Melacak dan Memantau Pengangkutan Limbah B3 dengan GPS Tracker

Menurut Undang-Undang nomor 32 tahun 2009 tentang Perlindungan dan Pengelolaan Lingkungan Hidup, limbah bahan berbahaya dan beracun (limbah B3) adalah zat, energi dan/atau komponen lain yang karena sifat, konsentrasi dan/atau jumlahnya, baik secara langsung maupun tidak langsung, dapat mencemarkan, merusak lingkungan hidup, dan/atau dapat membahayakan lingkungan hidup, kesehatan, kelangsungan hidup manusia serta makhluk hidup lainnya. Mengingat sifatnya yang berbahaya dan beracun, pengelolaan limbah B3 perlu diawasi dengan seksama. Oleh karenanya menjadi penting pengawasan pengelolaan limbah B3.

Pengelolaan limbah B3 cukup beragam. Mulai dari pemanfaatan, pengolahan, pengumpulan, penimbunan, ekspor dan impor hingga proses distribusinya. Oleh karenanya perusahaan diwajibkan mengantongi beberapa izin dari Kementerian Lingkungan Hidup. Seperti Izin Lingkungan, Izin Pemanfaatan, Izin Pengelohan, Rekomendasi Pengangkutan Limbah B3, dsb.

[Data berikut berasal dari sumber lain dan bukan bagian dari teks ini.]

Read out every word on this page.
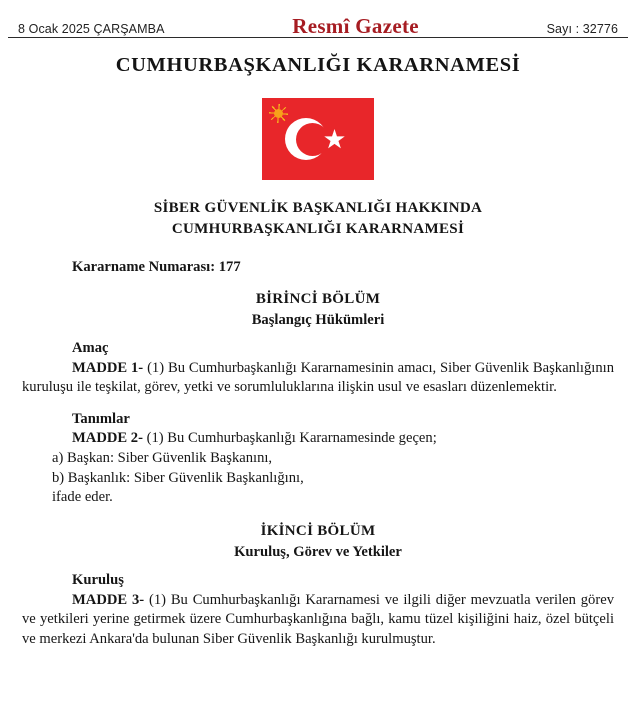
8 Ocak 2025 ÇARŞAMBA	Resmî Gazete	Sayı : 32776
CUMHURBAŞKANLIĞI KARARNAMESİ
SİBER GÜVENLİK BAŞKANLIĞI HAKKINDA
CUMHURBAŞKANLIĞI KARARNAMESİ
Kararname Numarası: 177
BİRİNCİ BÖLÜM
Başlangıç Hükümleri
Amaç

MADDE 1- (1) Bu Cumhurbaşkanlığı Kararnamesinin amacı, Siber Güvenlik Başkanlığının kuruluşu ile teşkilat, görev, yetki ve sorumluluklarına ilişkin usul ve esasları düzenlemektir.

Tanımlar

MADDE 2- (1) Bu Cumhurbaşkanlığı Kararnamesinde geçen;

a) Başkan: Siber Güvenlik Başkanını,

b) Başkanlık: Siber Güvenlik Başkanlığını,

ifade eder.

İKİNCİ BÖLÜM
Kuruluş, Görev ve Yetkiler
Kuruluş

MADDE 3- (1) Bu Cumhurbaşkanlığı Kararnamesi ve ilgili diğer mevzuatla verilen görev ve yetkileri yerine getirmek üzere Cumhurbaşkanlığına bağlı, kamu tüzel kişiliğini haiz, özel bütçeli ve merkezi Ankara'da bulunan Siber Güvenlik Başkanlığı kurulmuştur.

Izin/Rekomendasi Pengangkutan Limbah B3

Pengangkutan B3 adalah kegiatan pemindahan B3 dari suatu tempat ke tempat lain dengan menggunakan sarana angkutan.  Layanan rekomendasi pengangkutan limbah B3 yang diberikan meliputi pengangkutan menggunakan alat angkut darat dan/atau alat angkut laut (kapal).

Setiap alat angkut limbah B3 di darat wajib diberi simbol sesuai dengan karakteristik limbah B3 dan setiap wadah (container) limbah B3 wajib diberi label sesuai dengan karakteristik limbah B3 (menlhk.go.id).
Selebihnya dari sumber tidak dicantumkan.